The law falls short in not ruling out consideration of dated or minor convictions, it does rely on a public safety standard for denial of a license, and gives those recently released from prison a chance to demonstrate their abilities. While existing law requires boards to defend record-related denials with written reasons, 18 Pa. Cons. Stat. § 9124(d), neither old nor new law provides an opportunity for an administrative appeal, requiring a disappointed applicant to file a lawsuit.
- There have been periodic unsuccessful efforts by the Pennsylvania General Assembly in recent years to extend the period of disenfranchisement to felony offenders on parole and probation, in addition to those actually incarcerated. See, e.g., H.R. 1318, Session of 2005, vetoed by Governor Rendell in March of 2006.

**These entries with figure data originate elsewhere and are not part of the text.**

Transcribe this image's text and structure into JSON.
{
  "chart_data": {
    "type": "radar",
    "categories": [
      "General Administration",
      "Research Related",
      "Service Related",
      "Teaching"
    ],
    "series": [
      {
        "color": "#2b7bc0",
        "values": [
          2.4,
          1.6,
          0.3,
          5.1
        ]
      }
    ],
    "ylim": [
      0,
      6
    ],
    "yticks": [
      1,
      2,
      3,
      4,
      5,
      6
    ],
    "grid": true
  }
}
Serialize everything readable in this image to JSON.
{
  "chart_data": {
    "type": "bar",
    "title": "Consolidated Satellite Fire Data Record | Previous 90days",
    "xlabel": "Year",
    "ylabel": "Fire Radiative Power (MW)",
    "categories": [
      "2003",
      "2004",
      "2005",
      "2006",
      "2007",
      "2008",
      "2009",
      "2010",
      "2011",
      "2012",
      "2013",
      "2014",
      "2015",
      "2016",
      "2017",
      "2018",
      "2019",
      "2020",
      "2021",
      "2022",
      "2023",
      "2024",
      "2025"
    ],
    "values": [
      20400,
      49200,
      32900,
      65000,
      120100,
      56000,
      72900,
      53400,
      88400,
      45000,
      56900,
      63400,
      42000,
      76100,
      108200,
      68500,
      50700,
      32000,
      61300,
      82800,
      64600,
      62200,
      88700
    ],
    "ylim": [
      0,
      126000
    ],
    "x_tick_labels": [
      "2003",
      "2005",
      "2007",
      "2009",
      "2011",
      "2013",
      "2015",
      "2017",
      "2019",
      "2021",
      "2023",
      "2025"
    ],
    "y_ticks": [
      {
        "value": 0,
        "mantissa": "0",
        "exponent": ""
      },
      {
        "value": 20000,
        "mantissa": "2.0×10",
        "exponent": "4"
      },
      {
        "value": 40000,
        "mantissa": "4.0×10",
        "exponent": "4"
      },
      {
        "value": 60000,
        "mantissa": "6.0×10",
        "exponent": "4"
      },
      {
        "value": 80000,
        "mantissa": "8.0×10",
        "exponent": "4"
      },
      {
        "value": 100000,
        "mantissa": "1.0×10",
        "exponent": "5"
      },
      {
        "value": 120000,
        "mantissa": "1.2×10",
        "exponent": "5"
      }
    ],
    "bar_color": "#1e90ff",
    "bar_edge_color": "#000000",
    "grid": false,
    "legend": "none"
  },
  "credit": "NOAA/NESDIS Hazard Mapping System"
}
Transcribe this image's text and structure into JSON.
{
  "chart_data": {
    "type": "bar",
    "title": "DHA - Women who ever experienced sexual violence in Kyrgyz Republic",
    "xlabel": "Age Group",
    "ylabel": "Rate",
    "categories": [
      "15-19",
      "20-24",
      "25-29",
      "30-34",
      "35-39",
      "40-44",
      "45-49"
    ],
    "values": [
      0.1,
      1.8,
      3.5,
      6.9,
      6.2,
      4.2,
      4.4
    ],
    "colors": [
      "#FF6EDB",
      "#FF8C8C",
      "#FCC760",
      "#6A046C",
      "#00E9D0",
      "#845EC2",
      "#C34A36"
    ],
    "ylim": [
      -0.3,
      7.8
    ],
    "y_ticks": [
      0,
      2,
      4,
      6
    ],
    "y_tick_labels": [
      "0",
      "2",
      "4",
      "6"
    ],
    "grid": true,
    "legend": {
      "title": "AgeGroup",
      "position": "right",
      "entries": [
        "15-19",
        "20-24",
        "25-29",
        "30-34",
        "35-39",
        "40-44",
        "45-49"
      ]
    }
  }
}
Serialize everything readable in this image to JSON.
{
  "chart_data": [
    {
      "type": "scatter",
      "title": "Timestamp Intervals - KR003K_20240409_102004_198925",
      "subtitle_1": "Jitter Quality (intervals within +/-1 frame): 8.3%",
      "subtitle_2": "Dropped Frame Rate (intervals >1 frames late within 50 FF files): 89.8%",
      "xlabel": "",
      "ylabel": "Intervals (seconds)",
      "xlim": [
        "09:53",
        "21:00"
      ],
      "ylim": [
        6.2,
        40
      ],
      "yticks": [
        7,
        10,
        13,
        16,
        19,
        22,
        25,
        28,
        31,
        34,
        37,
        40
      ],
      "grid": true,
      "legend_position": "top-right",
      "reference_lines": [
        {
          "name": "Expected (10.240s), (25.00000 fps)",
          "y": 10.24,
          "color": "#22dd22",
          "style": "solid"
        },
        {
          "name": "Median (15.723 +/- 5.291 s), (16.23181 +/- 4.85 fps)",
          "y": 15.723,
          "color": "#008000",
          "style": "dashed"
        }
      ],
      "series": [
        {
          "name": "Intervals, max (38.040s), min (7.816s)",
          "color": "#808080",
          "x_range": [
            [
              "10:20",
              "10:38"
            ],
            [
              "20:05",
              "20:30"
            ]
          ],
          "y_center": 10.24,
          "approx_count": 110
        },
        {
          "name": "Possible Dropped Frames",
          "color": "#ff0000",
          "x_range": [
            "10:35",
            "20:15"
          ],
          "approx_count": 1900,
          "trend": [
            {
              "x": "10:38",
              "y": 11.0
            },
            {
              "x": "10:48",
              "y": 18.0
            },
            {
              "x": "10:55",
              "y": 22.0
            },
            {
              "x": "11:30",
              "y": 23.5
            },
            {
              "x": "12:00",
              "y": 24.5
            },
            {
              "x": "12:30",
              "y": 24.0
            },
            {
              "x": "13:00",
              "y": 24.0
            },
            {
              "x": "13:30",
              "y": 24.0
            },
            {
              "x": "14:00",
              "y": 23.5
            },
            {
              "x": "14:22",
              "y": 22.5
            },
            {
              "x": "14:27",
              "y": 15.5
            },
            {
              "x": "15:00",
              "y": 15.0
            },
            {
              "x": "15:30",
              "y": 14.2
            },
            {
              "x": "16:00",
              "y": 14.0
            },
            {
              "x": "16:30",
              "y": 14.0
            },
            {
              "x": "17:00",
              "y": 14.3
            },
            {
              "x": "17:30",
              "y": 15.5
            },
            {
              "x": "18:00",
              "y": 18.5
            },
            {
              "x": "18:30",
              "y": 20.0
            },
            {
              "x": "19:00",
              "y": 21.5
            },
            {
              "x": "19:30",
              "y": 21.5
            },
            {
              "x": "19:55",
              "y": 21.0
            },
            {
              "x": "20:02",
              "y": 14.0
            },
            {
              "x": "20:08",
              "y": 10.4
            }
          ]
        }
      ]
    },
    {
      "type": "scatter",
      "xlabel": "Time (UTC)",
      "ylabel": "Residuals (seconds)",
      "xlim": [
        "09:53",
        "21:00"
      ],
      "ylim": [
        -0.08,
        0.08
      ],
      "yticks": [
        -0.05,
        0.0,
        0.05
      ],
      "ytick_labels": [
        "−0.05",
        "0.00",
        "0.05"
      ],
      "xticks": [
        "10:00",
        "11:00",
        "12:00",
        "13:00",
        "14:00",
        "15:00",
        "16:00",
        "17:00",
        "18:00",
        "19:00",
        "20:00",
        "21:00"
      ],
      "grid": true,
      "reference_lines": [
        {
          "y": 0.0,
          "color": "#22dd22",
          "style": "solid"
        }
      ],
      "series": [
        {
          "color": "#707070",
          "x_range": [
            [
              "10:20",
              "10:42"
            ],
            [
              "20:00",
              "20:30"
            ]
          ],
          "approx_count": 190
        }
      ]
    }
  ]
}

- 25 Pa. Cons. Stat § 1301(a) provides that a person may not be permitted to register to vote if they have been confined in a prison “for a conviction of a felony” during the past five years. However, in Mixon v. Commonwealth, 759 A.2d 442, 451 (Pa. Commw. Ct. 2000), aff’d, 783 A.2d 442 (Pa. 2001), the court held that there was no rational basis for precluding the registration of those who were incarcerated within last five years and who were not registered previously, when those who were legally registered prior to incarceration could vote upon their release.
- “Crime punishable by imprisonment of more than one year” is defined to exclude violations of “[t]he Vehicle Code” or “substantially similar offenses.” 42 Pa. Cons. Stat. § 4502(b).
- § 6105(d) provides in full as follows:
Exemption. – A person who has been convicted of a crime specified in subsection (a) or (b) or a person whose conduct meets the criteria in subsection (c)(1), (2), (5), (7) or (9) may make application to the court of common pleas of the county where the principal residence of the applicant is situated for relief from the disability imposed by this section upon the possession, transfer or control of a firearm. The court shall grant such relief if it determines that any of the following apply:
(1) The conviction has been vacated under circumstances where all appeals have been exhausted or where the right to appeal has expired.
(2) The conviction has been the subject of a full pardon by the Governor.
(3) Each of the following conditions is met:
(i) The Secretary of the Treasury of the United States has relieved the applicant of an applicable disability imposed by Federal law upon the possession, ownership or control of a firearm as a result of the applicant’s prior conviction, except that the court may waive this condition if the court determines that the Congress of the United States has not appropriated sufficient funds to enable the Secretary of the Treasury to grant relief to applicants eligible for the relief.
(ii) A period of ten years, not including any time spent in incarceration, has elapsed since the most recent conviction of the applicant of a crime enumerated in subsection (b), a felony violation of The Controlled Substance, Drug, Device and Cosmetic Act or the offense which resulted in the prohibition under 18 U.S.C. § 922(g)(9).”
- The 1997 constitutional amendment requiring unanimity was occasioned by a notorious 1994 incident in which a man whose sentence had been commuted subsequently murdered two citizens and raped a third. See, e.g., https://www.pennlive.com/editorials/2012/09/fatal_flaw_pardons_board_needs.html.
- According to anecdotal evidence adduced before the Board in specific pardon cases, conviction of a summary offense, including shoplifting, has been regarded as disqualifying for any position in Pennsylvania schools, however dated. The expungement authority was enacted in part to ease administrative burdens on the Board of Pardons in these kinds of extremely minor offenses.
- The “relation to suitability” limitation on felony convictions in initial licensing under § 9124(b) does not apply to disciplinary actions under § 9124(c). See Gangewere v. Commonwealth, 512 A.2d 1301 (Pa. Commw. Ct. 1986).